Geçtiğimiz hafta, Ahmet Bolat bey ve yeni yönetimi göreve gelmesinden sonra sistem yapılan organizasyon değişiklikleriyle çalkalandı durdu. THY’nin yeni Yönetim ve icra kurulu Başkanı Ahmet BOLAT Bey yapılan değişikliklerden sonra çalışanlarına liyakat ve ehliyet vurgusunda bulunması, THY’nin en çok bu konuda sorunlar yaşadığı hissini uyandırdı.
Umarım yeni yönetimde, siyasetin ve güçlü çevrelerin baskısına dayanılan ve ezber bozan bir dönem yaşanır. Çünkü çalışanların son dönemlerde en çok şikâyet ettiği ve dert yandığı konu adalet ve liyakat konusu… Görüleceği üzere, bu kavramlara olan inanç ve motivasyon duygusunun ne kadar çok yıprandığı açıkça ortada.

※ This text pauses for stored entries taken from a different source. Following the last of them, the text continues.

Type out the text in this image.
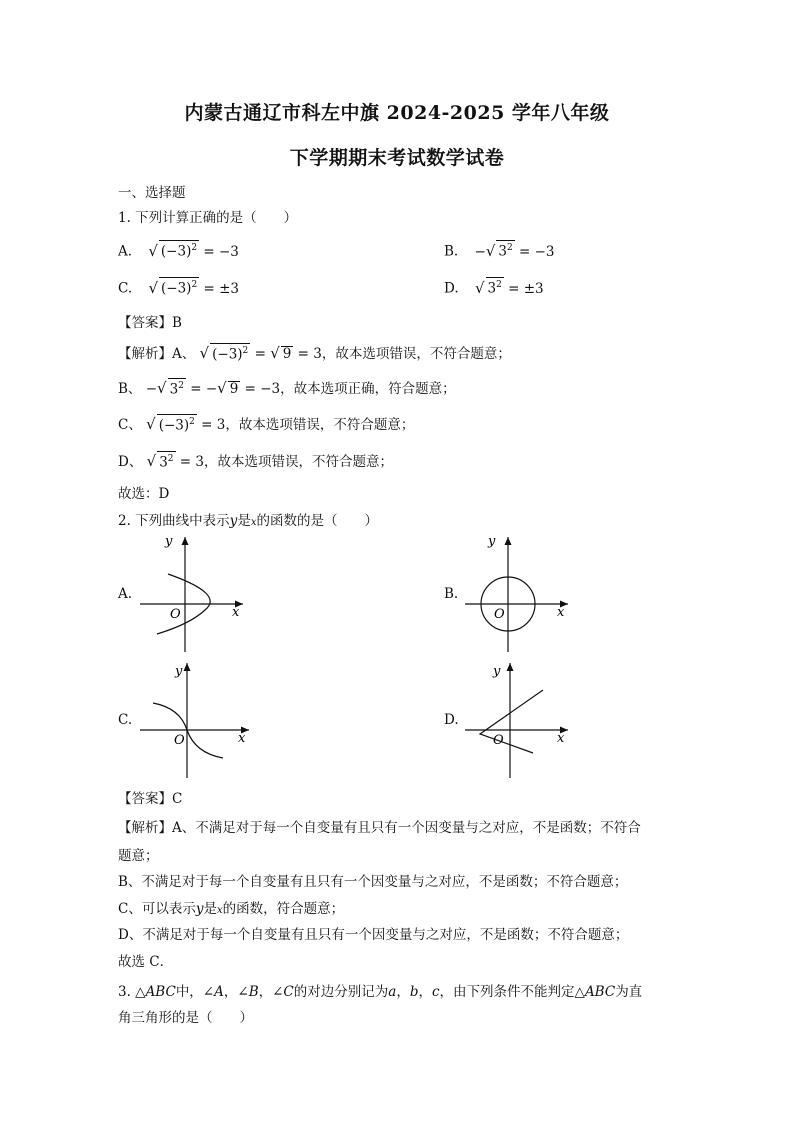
内蒙古通辽市科左中旗 2024-2025 学年八年级
下学期期末考试数学试卷
一、选择题
1. 下列计算正确的是（　　）
A. √ $(-3)^2 = -3$	B. −√ $3^2 = -3$
C. √ $(-3)^2 = \pm 3$	D. √ $3^2 = \pm 3$
【答案】B
【解析】A、 √ $(-3)^2$ = √ 9 = 3，故本选项错误，不符合题意；
B、 −√ $3^2$ = −√ 9 = −3，故本选项正确，符合题意；
C、 √ $(-3)^2 = 3$，故本选项错误，不符合题意；
D、 √ $3^2 = 3$，故本选项错误，不符合题意；
故选：D
2. 下列曲线中表示y是x的函数的是（　　）
A.	B.
C.	D.
y
x
O
y
x
O
y
x
O
y
x
O
【答案】C
【解析】A、不满足对于每一个自变量有且只有一个因变量与之对应，不是函数；不符合
题意；
B、不满足对于每一个自变量有且只有一个因变量与之对应，不是函数；不符合题意；
C、可以表示y是x的函数，符合题意；
D、不满足对于每一个自变量有且只有一个因变量与之对应，不是函数；不符合题意；
故选 C．
3. △ABC中，∠A，∠B，∠C的对边分别记为a，b，c，由下列条件不能判定△ABC为直
角三角形的是（　　）
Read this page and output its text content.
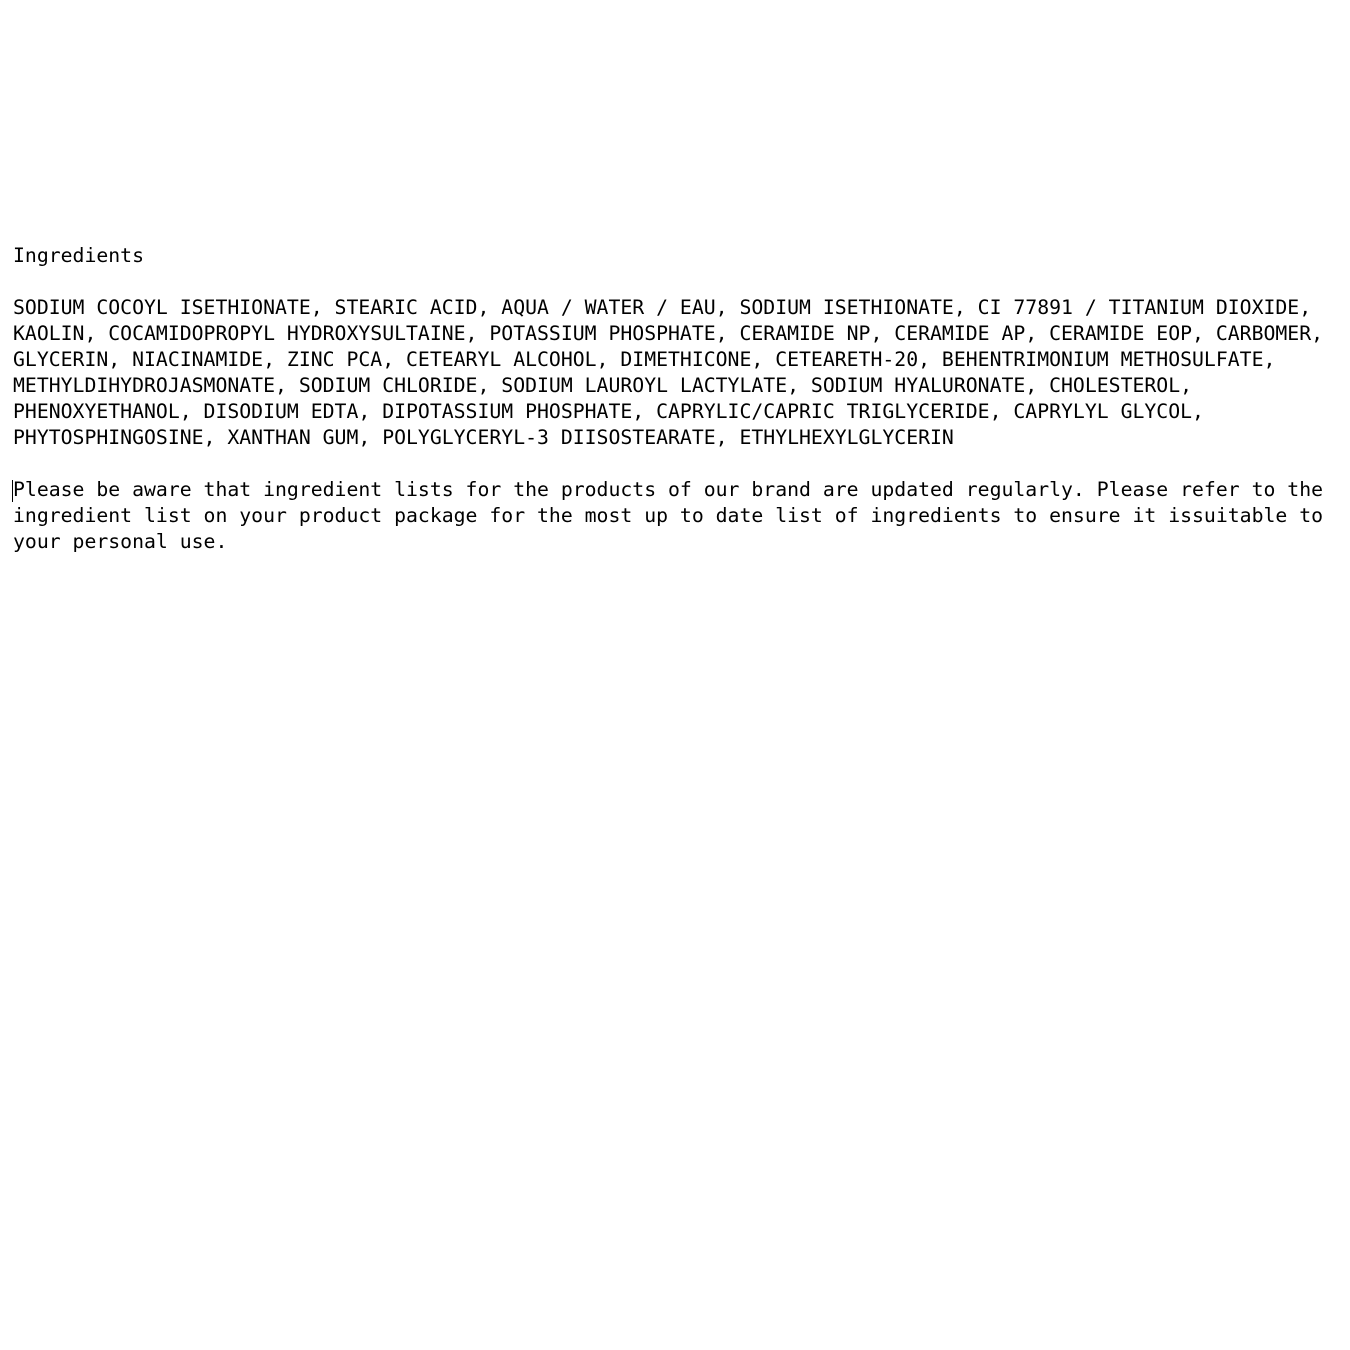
Ingredients
SODIUM COCOYL ISETHIONATE, STEARIC ACID, AQUA / WATER / EAU, SODIUM ISETHIONATE, CI 77891 / TITANIUM DIOXIDE,
KAOLIN, COCAMIDOPROPYL HYDROXYSULTAINE, POTASSIUM PHOSPHATE, CERAMIDE NP, CERAMIDE AP, CERAMIDE EOP, CARBOMER,
GLYCERIN, NIACINAMIDE, ZINC PCA, CETEARYL ALCOHOL, DIMETHICONE, CETEARETH-20, BEHENTRIMONIUM METHOSULFATE,
METHYLDIHYDROJASMONATE, SODIUM CHLORIDE, SODIUM LAUROYL LACTYLATE, SODIUM HYALURONATE, CHOLESTEROL,
PHENOXYETHANOL, DISODIUM EDTA, DIPOTASSIUM PHOSPHATE, CAPRYLIC/CAPRIC TRIGLYCERIDE, CAPRYLYL GLYCOL,
PHYTOSPHINGOSINE, XANTHAN GUM, POLYGLYCERYL-3 DIISOSTEARATE, ETHYLHEXYLGLYCERIN
Please be aware that ingredient lists for the products of our brand are updated regularly. Please refer to the
ingredient list on your product package for the most up to date list of ingredients to ensure it issuitable to
your personal use.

THY yönetim ve icra kurulu başkanı Ahmet Bolat’ın bu kadar hassas ve net ifadelerine rağmen kulağımıza hiçte hoş olmayan ve bu tavra yakışmayan uygulama istekleri geliyor. Mesela sendikalara rağmen, eski THY yönetim kurulu başkanının sayesinde imzalanan toplu sözleşmenin küçük hesaplarla delinmeye çalışıldığını duyuyoruz.
Ocak ayının brüt maaşı üzerinden yatırılması gereken 2. İkramiyenin, yılbaşında kademe ilerlemesi alan personellerin harf geçişi uygulanmadan önceki ücret üzerinden ödeme yapıldığı söyleniyor. Yani ocak ayında hak ettiği ve ücretine yansıtılan kademeden değil de önceki kademedeki (çalışma yılına göre 2 yılda bir harf ilerlemesi ile yapılan ücret artışı) eski harfinden ikramiyesi hesaplanmış.
Açıkçası önce dil tazminatının sabitlenip düşürülmesi ve ardından kademe geçişinin yansıtılmadan eski harfi üzerinden ikramiye hesaplanıp ödenmesi gibi küçük ve ince hesaplara girenlerin, Ahmet BOLAT beyin önem verdiği adalet ve liyakat vurgusunun, yeteri kadar anlaşılmamış olduğunu düşündürüyor.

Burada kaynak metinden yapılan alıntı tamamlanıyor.